Le Spectacle ne peut offrir que ce qu’il trouve chez ceux qui le désirent

=--=Publié dans la Catégorie "Lectures"=--=

 

 

« Que tout cela se paye par beaucoup de lourdeur, énormément de mauvais goût, et surtout des lois, des lois nouvelles, des lois tout le temps, des lois pour tout, des lois inédites presque chaque jour, pour notre confort, pour notre bonheur, voilà qui n’a rien d’illogique. Et qui s’en plaindrait ?

D’ailleurs nous les voulons, ces lois, nous n’arrêtons pas d’en demander d’autres. Ce sont tous les jours des suppliques, la même plainte quotidiennement, le même sanglot : "Des lois ! Des lois ! Encore ! De nouvelles lois ! Des décrets pour tout ! Des lois-cadres ! Une nouvelle législation ! Des punitions ! Des châtiments !"
Le monde change, les mœurs évoluent, il faut répondre au coup par coup…
Nous voulons des barrières juridiques, des limites, encore du pénal ! Nous ne savons plus du tout où nous allons ! La paix de l’humanité a un prix !
Mon royaume pour un décret !

Il serait vain d’incriminer le Spectacle sans clouer les spectateurs au même pilori. La plus belle fille du monde ne peut donner que les caresses dont on la couvre. Le Spectacle ne peut offrir que ce qu’il trouve chez ceux qui le désirent. Et le Consensus, au fond des choses, n’est qu’un autre nom pour "servitude". Il a pu changer selon les époques, il a pu s’appeler patriotisme, Église, sacralisation de la famille, de l’ordre, de la propriété. Chaque siècle le redécore à neuf. Le protège de ses barbelés. Hérisse tout autour ses principes. Le meilleur moyen probablement, le seul peut-être, pour repérer les objets de culte d’un moment de la civilisation, c’est de bien connaître les lois chargées d’encadrer le peuple des fidèles comme d’en réprimer les écarts.

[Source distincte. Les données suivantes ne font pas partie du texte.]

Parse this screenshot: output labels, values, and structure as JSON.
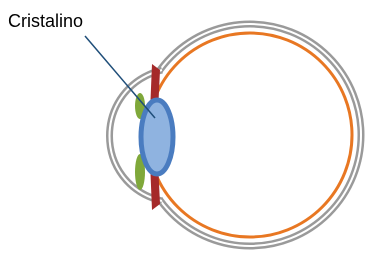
{
  "label": "Cristalino"
}
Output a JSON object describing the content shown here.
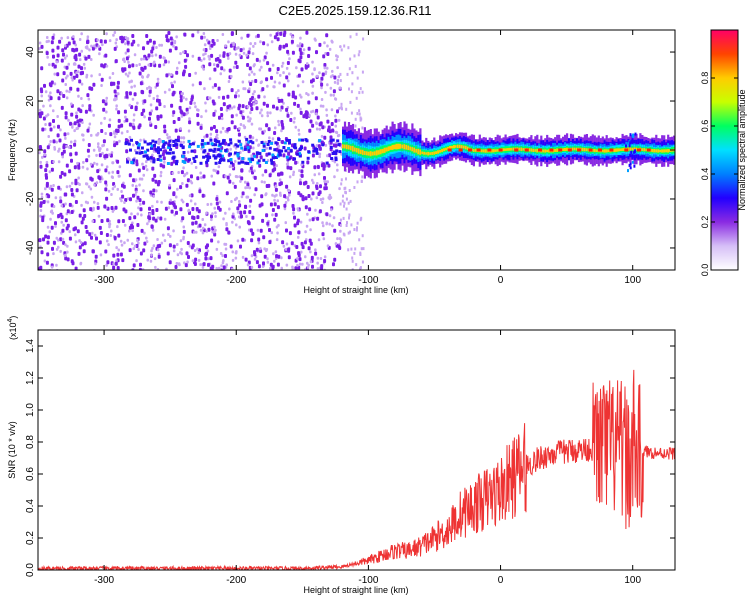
{
  "title": "C2E5.2025.159.12.36.R11",
  "colors": {
    "axis": "#000000",
    "snr_line": "#ee3333",
    "spec_noise": "#7a1ee6",
    "spec_weak": "#c8a6f2"
  },
  "chart_data": [
    {
      "type": "heatmap",
      "name": "spectrogram",
      "xlabel": "Height of straight line (km)",
      "ylabel": "Frequency (Hz)",
      "xlim": [
        -350,
        132
      ],
      "ylim": [
        -49,
        49
      ],
      "xticks": [
        -300,
        -200,
        -100,
        0,
        100
      ],
      "yticks": [
        -40,
        -20,
        0,
        20,
        40
      ],
      "colorbar": {
        "label": "Normalized spectral amplitude",
        "range": [
          0,
          1
        ],
        "ticks": [
          "0.0",
          "0.2",
          "0.4",
          "0.6",
          "0.8"
        ],
        "colormap": [
          "#ffffff",
          "#d6bff7",
          "#8a2be2",
          "#2200ff",
          "#0080ff",
          "#00e0ff",
          "#00ff60",
          "#c8ff00",
          "#ffcc00",
          "#ff4400",
          "#ff0066"
        ]
      },
      "features": {
        "noise_region_x": [
          -350,
          -122
        ],
        "carrier_frequency_hz": 0,
        "carrier_start_x": -120
      }
    },
    {
      "type": "line",
      "name": "snr",
      "xlabel": "Height of straight line (km)",
      "ylabel": "SNR (10 * v/v)",
      "exponent_label": "(x10",
      "exponent_power": "4",
      "exponent_close": ")",
      "xlim": [
        -350,
        132
      ],
      "ylim": [
        0,
        1.5
      ],
      "xticks": [
        -300,
        -200,
        -100,
        0,
        100
      ],
      "yticks": [
        "0.0",
        "0.2",
        "0.4",
        "0.6",
        "0.8",
        "1.0",
        "1.2",
        "1.4"
      ],
      "series": [
        {
          "x": [
            -350,
            -300,
            -250,
            -200,
            -150,
            -120,
            -100,
            -90,
            -80,
            -70,
            -60,
            -50,
            -40,
            -30,
            -20,
            -10,
            0,
            10,
            20,
            30,
            40,
            50,
            60,
            70,
            80,
            90,
            95,
            100,
            105,
            110,
            120,
            132
          ],
          "values": [
            0.01,
            0.01,
            0.01,
            0.01,
            0.01,
            0.02,
            0.06,
            0.09,
            0.12,
            0.12,
            0.15,
            0.2,
            0.25,
            0.35,
            0.4,
            0.45,
            0.5,
            0.58,
            0.65,
            0.7,
            0.73,
            0.74,
            0.75,
            0.76,
            0.77,
            0.75,
            0.7,
            0.72,
            0.72,
            0.74,
            0.73,
            0.73
          ]
        }
      ]
    }
  ]
}
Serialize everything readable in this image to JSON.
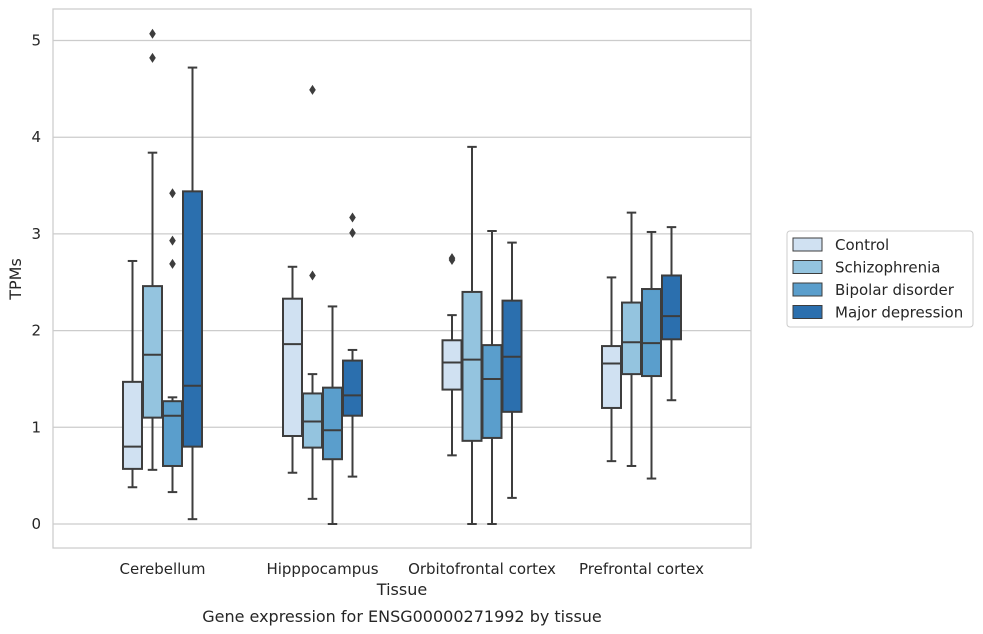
{
  "chart_data": {
    "type": "box",
    "title": "Gene expression for ENSG00000271992 by tissue",
    "xlabel": "Tissue",
    "ylabel": "TPMs",
    "ylim": [
      -0.25,
      5.33
    ],
    "yticks": [
      0,
      1,
      2,
      3,
      4,
      5
    ],
    "grid": true,
    "legend_position": "right",
    "categories": [
      "Cerebellum",
      "Hipppocampus",
      "Orbitofrontal cortex",
      "Prefrontal cortex"
    ],
    "series": [
      {
        "name": "Control",
        "color": "#d0e1f2",
        "boxes": [
          {
            "whisker_low": 0.38,
            "q1": 0.57,
            "median": 0.8,
            "q3": 1.47,
            "whisker_high": 2.72,
            "outliers": []
          },
          {
            "whisker_low": 0.53,
            "q1": 0.91,
            "median": 1.86,
            "q3": 2.33,
            "whisker_high": 2.66,
            "outliers": []
          },
          {
            "whisker_low": 0.71,
            "q1": 1.39,
            "median": 1.67,
            "q3": 1.9,
            "whisker_high": 2.16,
            "outliers": [
              2.73,
              2.75
            ]
          },
          {
            "whisker_low": 0.65,
            "q1": 1.2,
            "median": 1.66,
            "q3": 1.84,
            "whisker_high": 2.55,
            "outliers": []
          }
        ]
      },
      {
        "name": "Schizophrenia",
        "color": "#94c4df",
        "boxes": [
          {
            "whisker_low": 0.56,
            "q1": 1.1,
            "median": 1.75,
            "q3": 2.46,
            "whisker_high": 3.84,
            "outliers": [
              4.82,
              5.07
            ]
          },
          {
            "whisker_low": 0.26,
            "q1": 0.79,
            "median": 1.06,
            "q3": 1.35,
            "whisker_high": 1.55,
            "outliers": [
              2.57,
              4.49
            ]
          },
          {
            "whisker_low": 0.0,
            "q1": 0.86,
            "median": 1.7,
            "q3": 2.4,
            "whisker_high": 3.9,
            "outliers": []
          },
          {
            "whisker_low": 0.6,
            "q1": 1.55,
            "median": 1.88,
            "q3": 2.29,
            "whisker_high": 3.22,
            "outliers": []
          }
        ]
      },
      {
        "name": "Bipolar disorder",
        "color": "#5a9ecc",
        "boxes": [
          {
            "whisker_low": 0.33,
            "q1": 0.6,
            "median": 1.12,
            "q3": 1.27,
            "whisker_high": 1.31,
            "outliers": [
              2.69,
              2.93,
              3.42
            ]
          },
          {
            "whisker_low": 0.0,
            "q1": 0.67,
            "median": 0.97,
            "q3": 1.41,
            "whisker_high": 2.25,
            "outliers": []
          },
          {
            "whisker_low": 0.0,
            "q1": 0.89,
            "median": 1.5,
            "q3": 1.85,
            "whisker_high": 3.03,
            "outliers": []
          },
          {
            "whisker_low": 0.47,
            "q1": 1.53,
            "median": 1.87,
            "q3": 2.43,
            "whisker_high": 3.02,
            "outliers": []
          }
        ]
      },
      {
        "name": "Major depression",
        "color": "#2b6fae",
        "boxes": [
          {
            "whisker_low": 0.05,
            "q1": 0.8,
            "median": 1.43,
            "q3": 3.44,
            "whisker_high": 4.72,
            "outliers": []
          },
          {
            "whisker_low": 0.49,
            "q1": 1.12,
            "median": 1.33,
            "q3": 1.69,
            "whisker_high": 1.8,
            "outliers": [
              3.01,
              3.17
            ]
          },
          {
            "whisker_low": 0.27,
            "q1": 1.16,
            "median": 1.73,
            "q3": 2.31,
            "whisker_high": 2.91,
            "outliers": []
          },
          {
            "whisker_low": 1.28,
            "q1": 1.91,
            "median": 2.15,
            "q3": 2.57,
            "whisker_high": 3.07,
            "outliers": []
          }
        ]
      }
    ]
  }
}
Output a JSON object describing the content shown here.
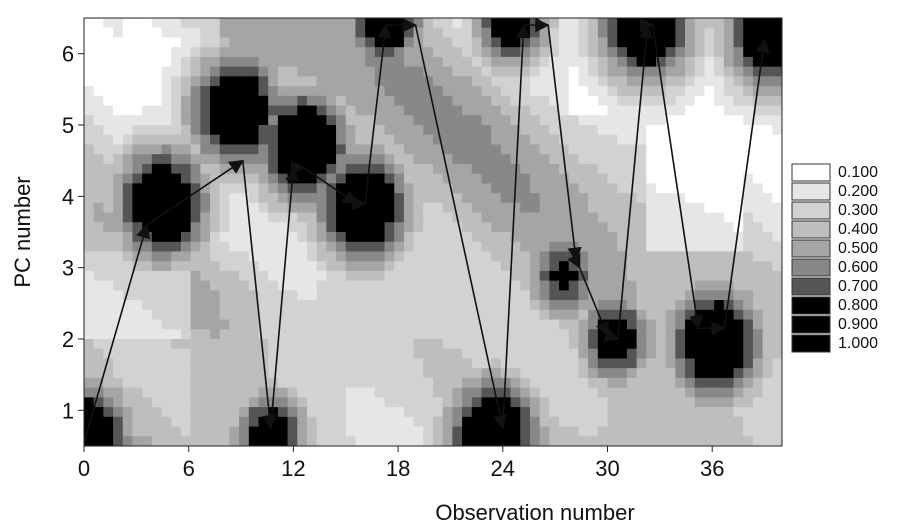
{
  "chart_data": {
    "type": "heatmap",
    "subtype": "filled-contour-with-arrow-path",
    "title": "",
    "xlabel": "Observation number",
    "ylabel": "PC number",
    "xlim": [
      0,
      40
    ],
    "ylim": [
      0.5,
      6.5
    ],
    "x_ticks": [
      0,
      6,
      12,
      18,
      24,
      30,
      36
    ],
    "y_ticks": [
      1,
      2,
      3,
      4,
      5,
      6
    ],
    "legend_position": "right",
    "legend": [
      {
        "label": "0.100",
        "color": "#ffffff"
      },
      {
        "label": "0.200",
        "color": "#e6e6e6"
      },
      {
        "label": "0.300",
        "color": "#d2d2d2"
      },
      {
        "label": "0.400",
        "color": "#bebebe"
      },
      {
        "label": "0.500",
        "color": "#a5a5a5"
      },
      {
        "label": "0.600",
        "color": "#888888"
      },
      {
        "label": "0.700",
        "color": "#555555"
      },
      {
        "label": "0.800",
        "color": "#000000"
      },
      {
        "label": "0.900",
        "color": "#000000"
      },
      {
        "label": "1.000",
        "color": "#000000"
      }
    ],
    "peaks": [
      {
        "x": 0,
        "y": 0.6,
        "value": 1.0
      },
      {
        "x": 4.5,
        "y": 3.9,
        "value": 1.0
      },
      {
        "x": 8.7,
        "y": 5.2,
        "value": 1.0
      },
      {
        "x": 10.7,
        "y": 0.65,
        "value": 0.9
      },
      {
        "x": 12.6,
        "y": 4.7,
        "value": 1.0
      },
      {
        "x": 16,
        "y": 3.85,
        "value": 1.0
      },
      {
        "x": 17.3,
        "y": 6.45,
        "value": 0.95
      },
      {
        "x": 23.5,
        "y": 0.65,
        "value": 1.0
      },
      {
        "x": 24.5,
        "y": 6.45,
        "value": 0.9
      },
      {
        "x": 27.5,
        "y": 2.9,
        "value": 0.8
      },
      {
        "x": 30.5,
        "y": 2.0,
        "value": 0.9
      },
      {
        "x": 32.2,
        "y": 6.4,
        "value": 1.0
      },
      {
        "x": 36.2,
        "y": 1.95,
        "value": 1.0
      },
      {
        "x": 39.5,
        "y": 6.3,
        "value": 1.0
      }
    ],
    "path": [
      [
        0,
        0.55
      ],
      [
        3.6,
        3.6
      ],
      [
        9.1,
        4.5
      ],
      [
        10.7,
        0.75
      ],
      [
        12.0,
        4.4
      ],
      [
        12.6,
        4.4
      ],
      [
        15.6,
        3.9
      ],
      [
        16.1,
        3.9
      ],
      [
        17.3,
        6.4
      ],
      [
        19.0,
        6.4
      ],
      [
        24.0,
        0.75
      ],
      [
        25.2,
        6.4
      ],
      [
        26.6,
        6.4
      ],
      [
        28.2,
        3.1
      ],
      [
        28.4,
        3.0
      ],
      [
        30.0,
        2.05
      ],
      [
        30.6,
        2.0
      ],
      [
        32.3,
        6.4
      ],
      [
        32.6,
        6.4
      ],
      [
        35.2,
        2.15
      ],
      [
        36.7,
        2.15
      ],
      [
        39.0,
        6.2
      ]
    ]
  }
}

Céline par exemple, pour son temps, manifeste une lucidité admirable lorsqu’il montre son héros, dans "Voyage", se sauvant du lynchage "in extremis" Par des proclamations patriotiques :
"Moi, dont le sang s’est mêlé au vôtre au cours d’inoubliables batailles ! [...] Vive la France, nom de Dieu ! Vive la France !"
Le danger passé, il conclut :
"Il ne faut jamais se montrer difficile sur le moyen de se sauver de l’étripade, ni perdre son temps non plus à rechercher les raisons d’une persécution dont on est l’objet. Y échapper suffit au sage."
J’attends toujours le romancier qui montrera un personnage d’aujourd’hui désarmant la haine de ses ennemis en agitant la "Déclaration des Droits de l’Homme", sa carte grise, une facture de redevance télé.

On a bien vu, en février dernier, dans le désert du Koweit, des soldats irakiens qui se rendaient, drapeau blanc dans une main, Coran dans l’autre.
Un soldat occidental, il se serait rendu avec quoi ? En brandissant quoi de consensuel, donc de "religieux" ? Son numéro de Sécu ? Une cassette vidéo ? Son thème astral ? Un cheeseburger ? Tout ça ensemble ? »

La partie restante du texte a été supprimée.